Article 161(3) of the Constitution provides for the appointment by the President of the Chair and members of the Guyana’s Elections Commissioners. As is well known, apart from the Chair, there are six members, three appointed by the President in his own deliberate judgment and three appointed by the President on the advice of the Leader of the Opposition after the latter’s consultation with other non-governmental political parties represented in the National Assembly. Some have argued, including Neville Bissember (Jr), that the three members originally appointed on the recommendation of a past Leader of the Opposition are not entitled to hold office since the election of a new Leader of the Opposition. There can hardly be any dispute over this contention, but the question is, how to implement the wishes of the new Leader of the Opposition to have new members of the Commission based on his recommendations, there being no provision in the Constitution for the Commissioners to leave office, and their refusal to do so.

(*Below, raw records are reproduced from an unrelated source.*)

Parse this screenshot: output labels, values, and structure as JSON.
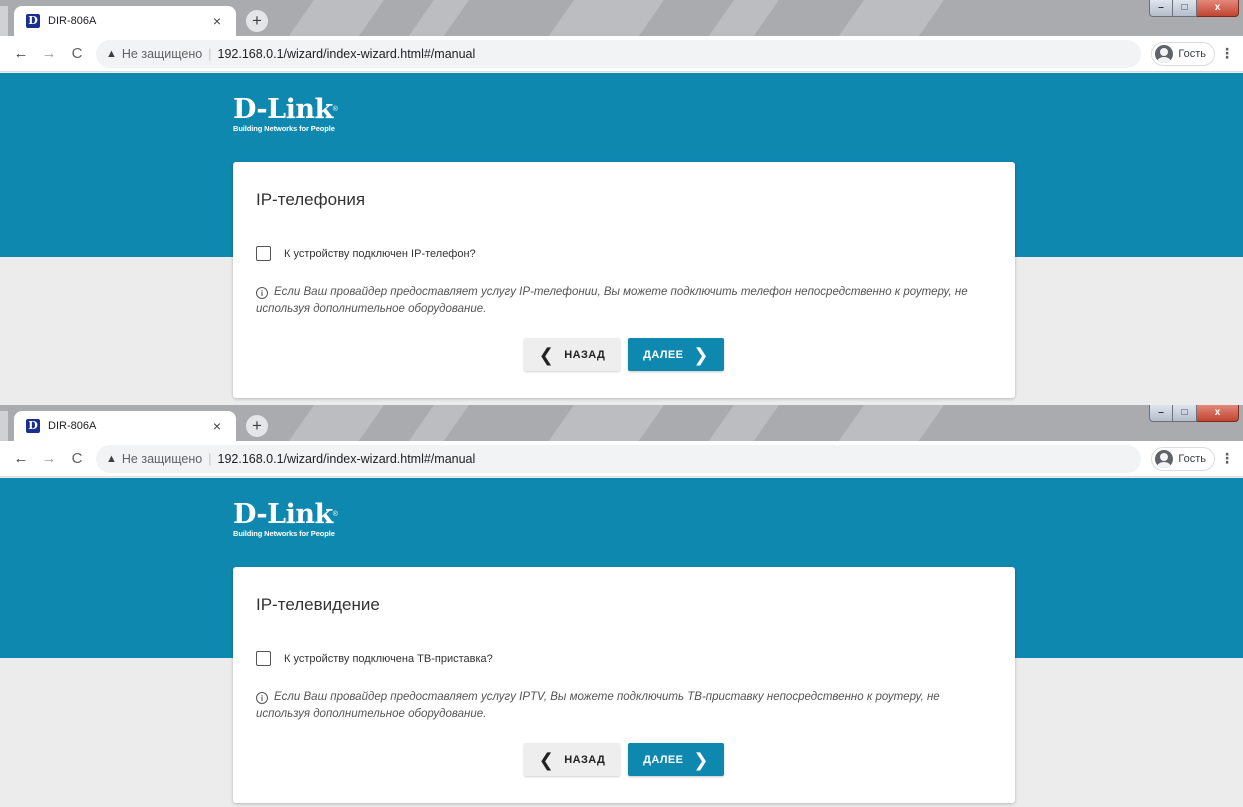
{
  "colors": {
    "accent": "#0f88b0",
    "card": "#ffffff",
    "page_bg": "#ececec"
  },
  "icons": {
    "favicon": "d-link-favicon",
    "info": "info-circle-icon",
    "back": "chevron-left-icon",
    "next": "chevron-right-icon"
  },
  "browser": {
    "tab_favicon": "D",
    "tab_title": "DIR-806A",
    "tab_close": "×",
    "new_tab": "+",
    "back": "←",
    "forward": "→",
    "reload": "C",
    "insecure": "Не защищено",
    "separator": "|",
    "url": "192.168.0.1/wizard/index-wizard.html#/manual",
    "profile": "Гость",
    "menu": "⋮",
    "win_min": "–",
    "win_max": "□",
    "win_close": "x"
  },
  "logo": {
    "main": "D-Link",
    "tm": "®",
    "tagline": "Building Networks for People"
  },
  "screens": [
    {
      "title": "IP-телефония",
      "checkbox_label": "К устройству подключен IP-телефон?",
      "info_text": "Если Ваш провайдер предоставляет услугу IP-телефонии, Вы можете подключить телефон непосредственно к роутеру, не используя дополнительное оборудование.",
      "back_label": "НАЗАД",
      "next_label": "ДАЛЕЕ"
    },
    {
      "title": "IP-телевидение",
      "checkbox_label": "К устройству подключена ТВ-приставка?",
      "info_text": "Если Ваш провайдер предоставляет услугу IPTV, Вы можете подключить ТВ-приставку непосредственно к роутеру, не используя дополнительное оборудование.",
      "back_label": "НАЗАД",
      "next_label": "ДАЛЕЕ"
    }
  ]
}
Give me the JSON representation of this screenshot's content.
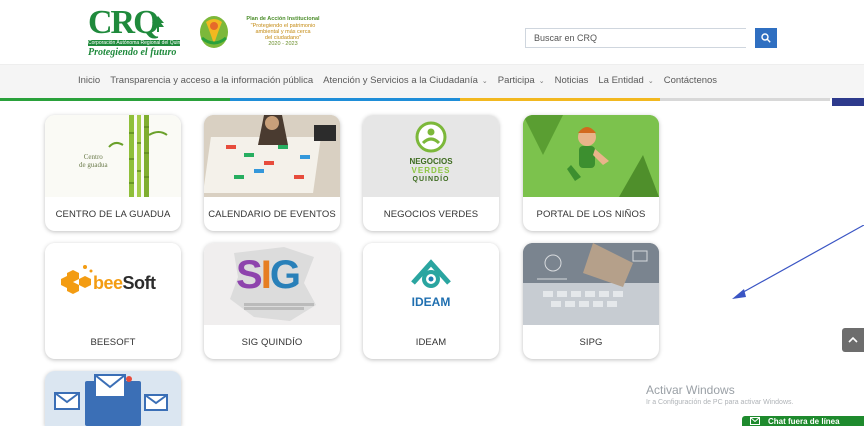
{
  "header": {
    "logo_main": "CRQ",
    "logo_sub": "Corporación Autónoma Regional del Quindío",
    "logo_tagline": "Protegiendo el futuro",
    "plan_lines": [
      "Plan de Acción Institucional",
      "\"Protegiendo el patrimonio",
      "ambiental y más cerca",
      "del ciudadano\"",
      "2020 - 2023"
    ],
    "search_placeholder": "Buscar en CRQ",
    "search_icon": "search-icon"
  },
  "nav": {
    "items": [
      {
        "label": "Inicio",
        "dropdown": false
      },
      {
        "label": "Transparencia y acceso a la información pública",
        "dropdown": false
      },
      {
        "label": "Atención y Servicios a la Ciudadanía",
        "dropdown": true
      },
      {
        "label": "Participa",
        "dropdown": true
      },
      {
        "label": "Noticias",
        "dropdown": false
      },
      {
        "label": "La Entidad",
        "dropdown": true
      },
      {
        "label": "Contáctenos",
        "dropdown": false
      }
    ],
    "chevron": "⌄"
  },
  "cards": [
    {
      "label": "CENTRO DE LA GUADUA",
      "img_text": [
        "Centro",
        "de guadua"
      ]
    },
    {
      "label": "CALENDARIO DE EVENTOS"
    },
    {
      "label": "NEGOCIOS VERDES",
      "img_text": [
        "NEGOCIOS",
        "VERDES",
        "QUINDÍO"
      ]
    },
    {
      "label": "PORTAL DE LOS NIÑOS"
    },
    {
      "label": "BEESOFT",
      "img_text": [
        "beeSoft"
      ]
    },
    {
      "label": "SIG QUINDÍO",
      "img_text": [
        "SIG"
      ]
    },
    {
      "label": "IDEAM",
      "img_text": [
        "IDEAM"
      ]
    },
    {
      "label": "SIPG"
    },
    {
      "label": ""
    }
  ],
  "overlay": {
    "activate_title": "Activar Windows",
    "activate_sub": "Ir a Configuración de PC para activar Windows.",
    "chat_label": "Chat fuera de línea",
    "up_icon": "chevron-up-icon"
  },
  "colors": {
    "brand_green": "#1f8a3c",
    "brand_blue": "#2f6fc1",
    "stripe": [
      "#2aa13b",
      "#1f8ed8",
      "#f2b820",
      "#d8d8d8"
    ],
    "chat_green": "#1e8a2d"
  }
}
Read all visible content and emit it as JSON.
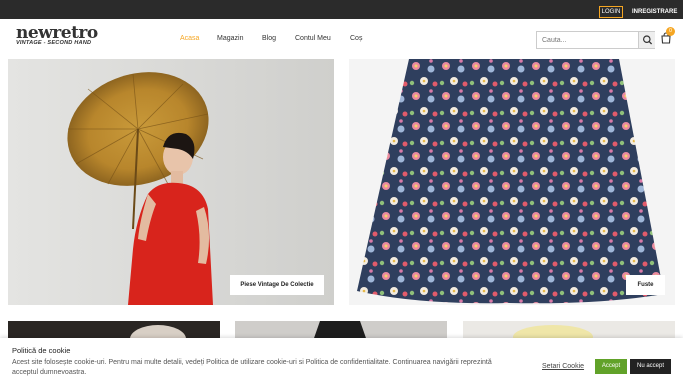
{
  "topbar": {
    "login_label": "LOGIN",
    "register_label": "INREGISTRARE"
  },
  "logo": {
    "main": "newretro",
    "sub": "VINTAGE - SECOND HAND"
  },
  "nav": {
    "items": [
      {
        "label": "Acasa"
      },
      {
        "label": "Magazin"
      },
      {
        "label": "Blog"
      },
      {
        "label": "Contul Meu"
      },
      {
        "label": "Coș"
      }
    ]
  },
  "search": {
    "placeholder": "Cauta..."
  },
  "cart": {
    "count": "0"
  },
  "tiles": [
    {
      "label": "Piese Vintage De Colectie"
    },
    {
      "label": "Fuste"
    }
  ],
  "cookie": {
    "title": "Politică de cookie",
    "text": "Acest site folosește cookie-uri. Pentru mai multe detalii, vedeți Politica de utilizare cookie-uri si Politica de confidentialitate. Continuarea navigării reprezintă acceptul dumnevoastra.",
    "settings_label": "Setari Cookie",
    "accept_label": "Accept",
    "reject_label": "Nu accept"
  },
  "colors": {
    "accent": "#f5a623",
    "topbar": "#2b2b2b",
    "accept": "#61a229"
  }
}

The first option is to seek judicial intervention. A court could potentially declare that under article 161(3) of the Constitution, the three Commissioners are required to have the confidence of the Leader of the Opposition. It may even go furtherand declare that the three members of the Commission do not have such confidence, having regard to his letter to the President nominating three other persons. A Court may even be prepared to say that the three Commissioners holding on to their seats is unlawful. However, in the absence of a specific provision in the Constitution that provides for the resignation or removal of the three members or circumstances by which their offices come to an end, a court might stop short of declaring them vacant.

The second option is for the Government to table legislation in the National Assembly that would amend the Constitution to require Commissioners to resign in specified circumstances. The Government and WIN together have more than a two-third majority in the National Assembly so that such a Bill will easily pass. However, the Government has clearly demonstrated that it is unwilling to engage with WIN in any way, shape or form. It is therefore unlikely that the Government will embark on such an initiative of its own motion or if asked by WIN or by the public.

The third option is for WIN to table a Private Members’ Bill in the National Assembly pursuant to clause 51 of the Standing Orders. It is not known whether the Government will support such a Bill. The circumstances that prevail currently suggest that the Government’s hostility to WIN is so deep-seated that it might prefer to have the three Commissioners retain their positions rather than amend the Constitution to have the three Commissioners unseated. They are not morally entitled to their seats. The omission in the Constitution of a provision for the termination of their offices is clearly an error. Prior to the reforms in 1992 and the ommision, the life of the Elections Commission came to an end three months after the elections. This prevailed from 1966 to 1992.

In 1966 the drafters of the Constitution understood that the composition of the Commission could change depending on the results of the elections, hence the provision terminating the offices of the Commissioners three months after the elections. The same situation occurred from 1992, as is seen today, where the new Leader of the Opposition appears to have no confidence in the members nominated as far back as the time of Desmond Hoyte. When Robert Corbin was re-appointed Leader of the Opposition after the 2006 elections, he sought to have the same three Commissioners resign. He was met with the same response that the three Commissioners are now giving, namely, refusals on the ground there is no provision in the Constitution that requires them to resign. This contention makes them the only constitutional office holders in Guyana entitled to hold office for life, unless removed for cause on the recommendation of a tribunal.